Interoperability with IBM Host Systems |
Within the SNA Server network, automated one-way LAN-to-AS/400 password synchronization is supported without any additional tools or products. In this scenario, the Host Account Synchronization Service, the Windows 2000 Account Synchronization Service, and the AS/400's host security system are interoperable and provide password synchronization for SNA Server users.
In other corporate network environments, third-party tools are required when implementing automated, two-way password synchronization or mainframe support. On a network, the Host Account Synchronization Service, the Windows 2000 Account Synchronization Service, and third-party security integration dynamic-link libraries (DLLs) cooperate with each other to support password synchronization. On the host, third-party products are usually required to facilitate password synchronization.
These components collectively allow two-way password synchronization between Windows 2000 and AS/400 or mainframe host computers.
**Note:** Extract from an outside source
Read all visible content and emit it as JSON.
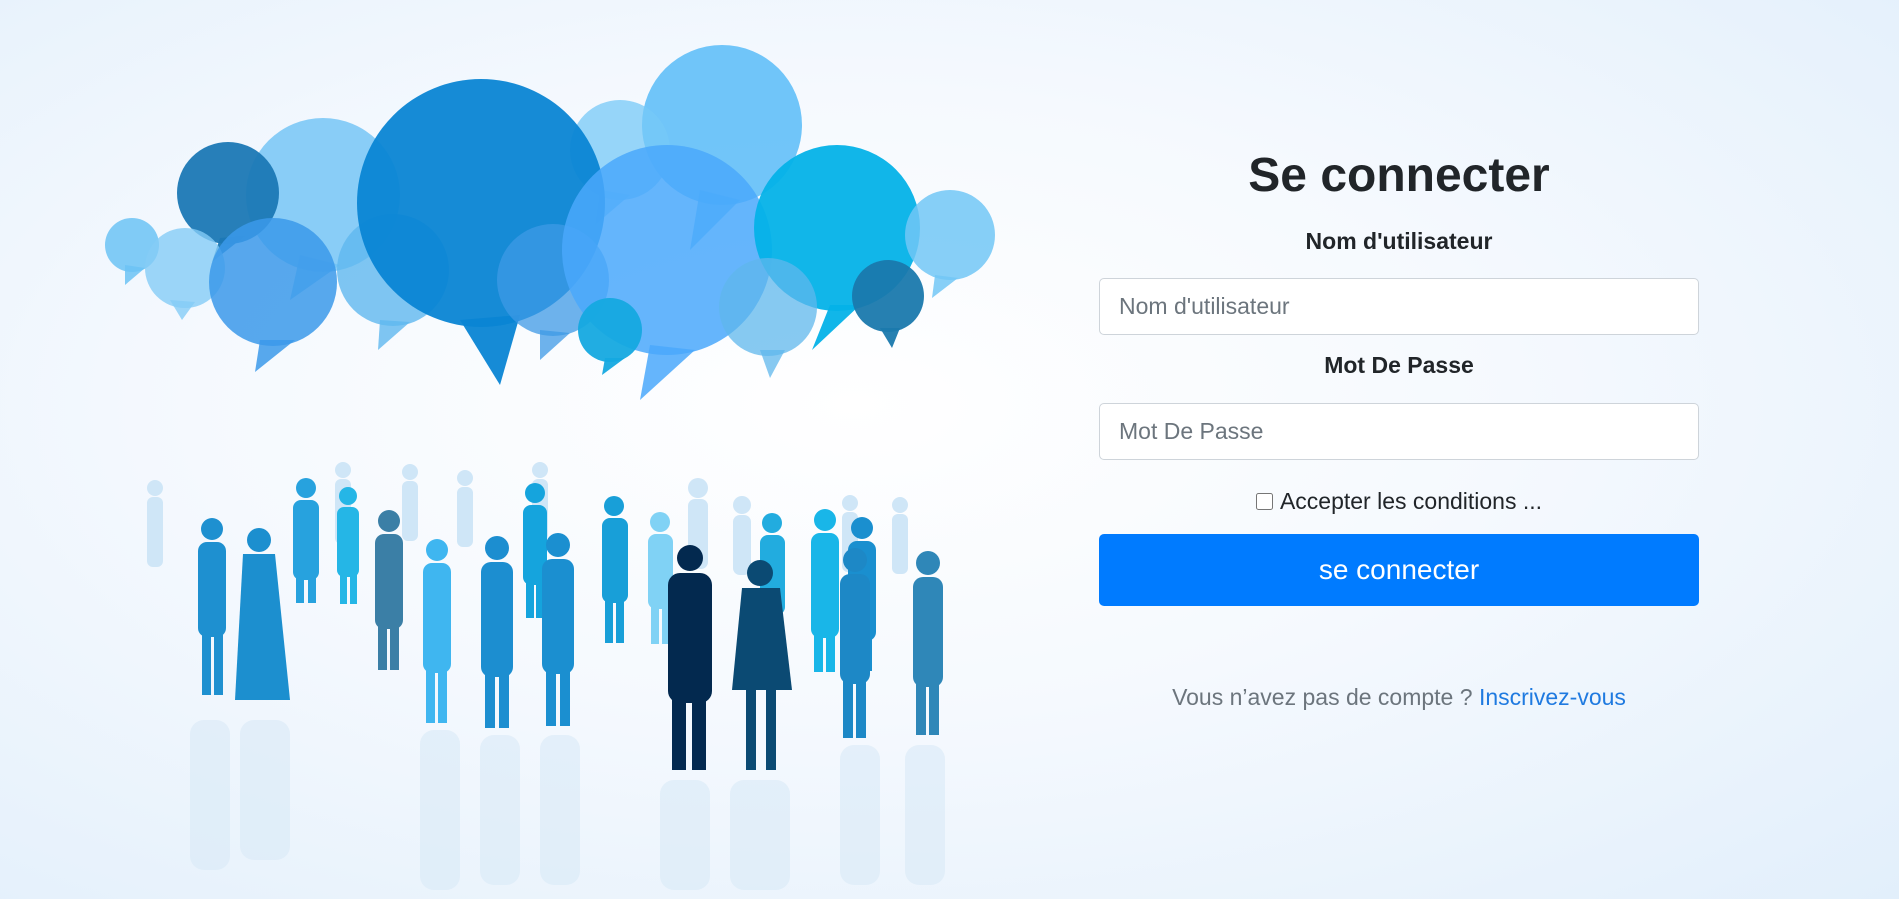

Changes made on one host can be replicated to other Windows 2000 or host computers. Similarly, changes to your Windows 2000 security domain can be automatically sent to all host computers.
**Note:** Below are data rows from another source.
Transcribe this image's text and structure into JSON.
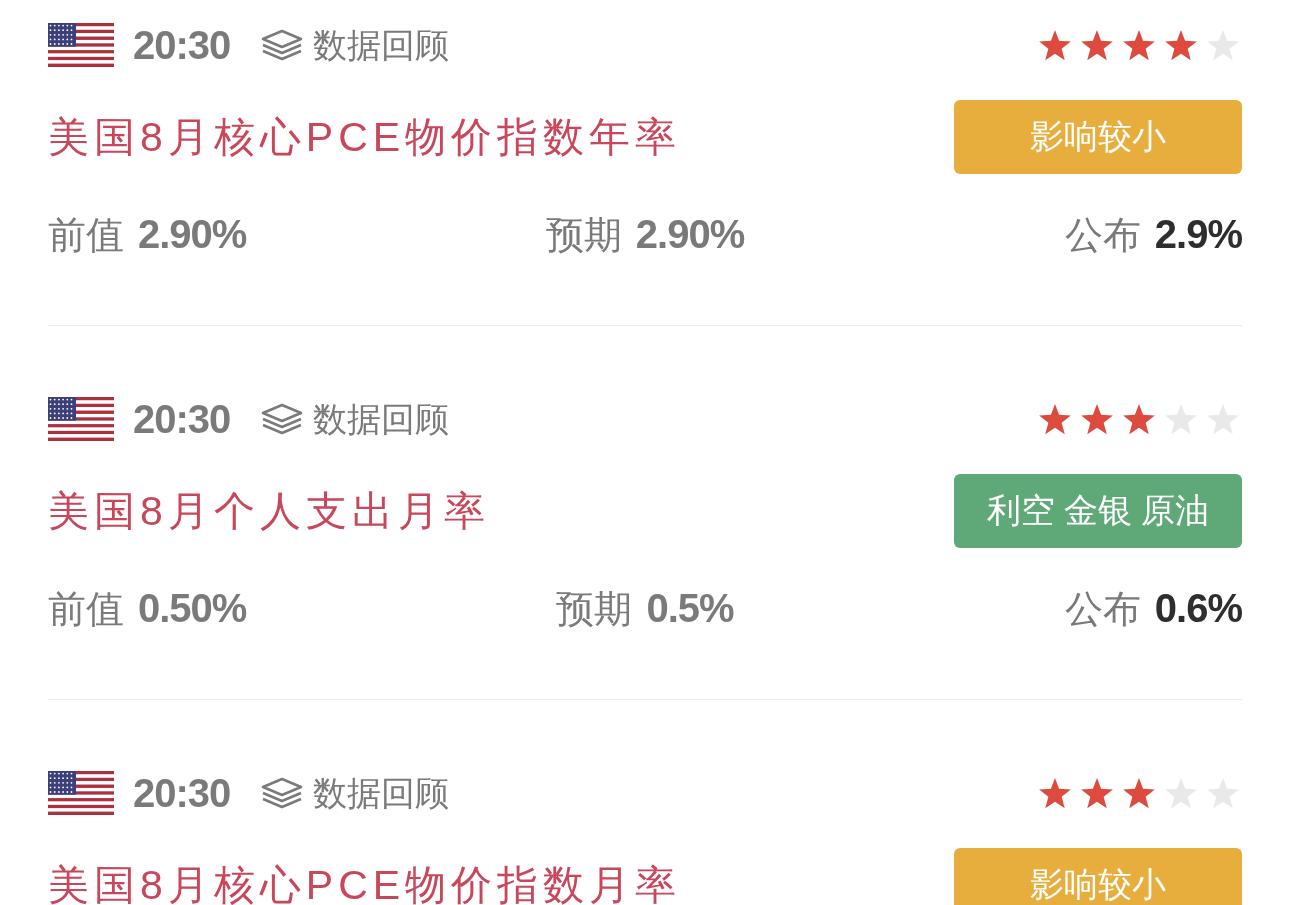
{
  "events": [
    {
      "time": "20:30",
      "review_link": "数据回顾",
      "stars": 4,
      "title": "美国8月核心PCE物价指数年率",
      "tag": {
        "text": "影响较小",
        "color": "#e8ae3d"
      },
      "figures": [
        {
          "kind": "previous",
          "label": "前值",
          "value": "2.90%"
        },
        {
          "kind": "forecast",
          "label": "预期",
          "value": "2.90%"
        },
        {
          "kind": "actual",
          "label": "公布",
          "value": "2.9%"
        }
      ]
    },
    {
      "time": "20:30",
      "review_link": "数据回顾",
      "stars": 3,
      "title": "美国8月个人支出月率",
      "tag": {
        "text": "利空 金银 原油",
        "color": "#5fa878"
      },
      "figures": [
        {
          "kind": "previous",
          "label": "前值",
          "value": "0.50%"
        },
        {
          "kind": "forecast",
          "label": "预期",
          "value": "0.5%"
        },
        {
          "kind": "actual",
          "label": "公布",
          "value": "0.6%"
        }
      ]
    },
    {
      "time": "20:30",
      "review_link": "数据回顾",
      "stars": 3,
      "title": "美国8月核心PCE物价指数月率",
      "tag": {
        "text": "影响较小",
        "color": "#e8ae3d"
      }
    }
  ]
}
For host-initiated changes, third-party software must be installed on the host system to trap password changes initiated by users logged on to the host computer, and on the SNA Server–based computer to receive changes from the host.
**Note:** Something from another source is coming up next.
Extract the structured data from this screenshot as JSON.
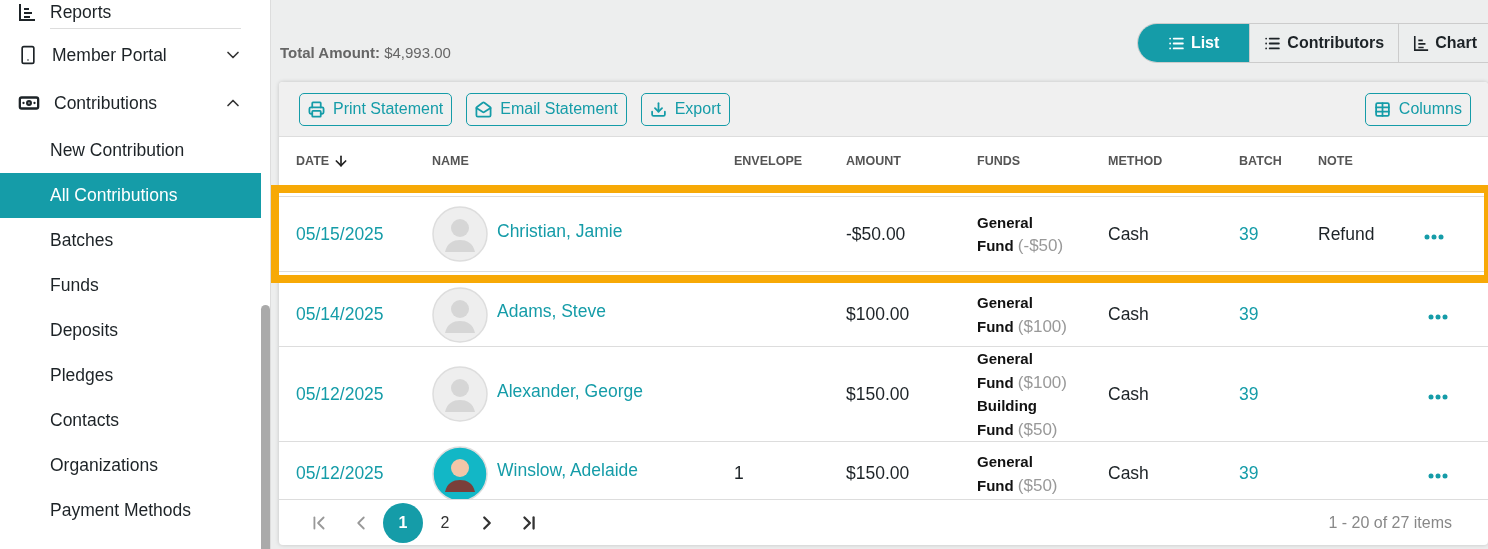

When a change is made on the host system, the host computer sends notification of changes to a third-party product's security integration DLL, which is installed on the computer running SNA Server. The DLL then forwards the host-initiated changes to the Host Account Synchronization Service. This service then locates the network address of the primary Windows 2000 Account Synchronization Service using the resource location of the master Host Account Cache.
After the Host Account Cache is located, the Host Account Synchronization Service sends password changes to the Host Account Cache service using encrypted remote procedure call (RPC) messages. Once the changes are received by the service, it propagates the appropriate changes in all security domains defined in the host security domain.
Windows 2000–initiated password synchronization works in a similar manner to host-initiated changes.
The Windows 2000 Account Synchronization Service is installed on a domain controller in one or more Windows 2000 domains. An associated DLL, installed in the same location, receives notice of any password changes that arise in the Windows 2000 domain, regardless of how the change was initiated. The DLL sends Windows 2000–initiated changes to the Windows 2000 Account Synchronization Service using encrypted RPC messages. Once the change is received, the service propagates the appropriate changes in all affected security domains.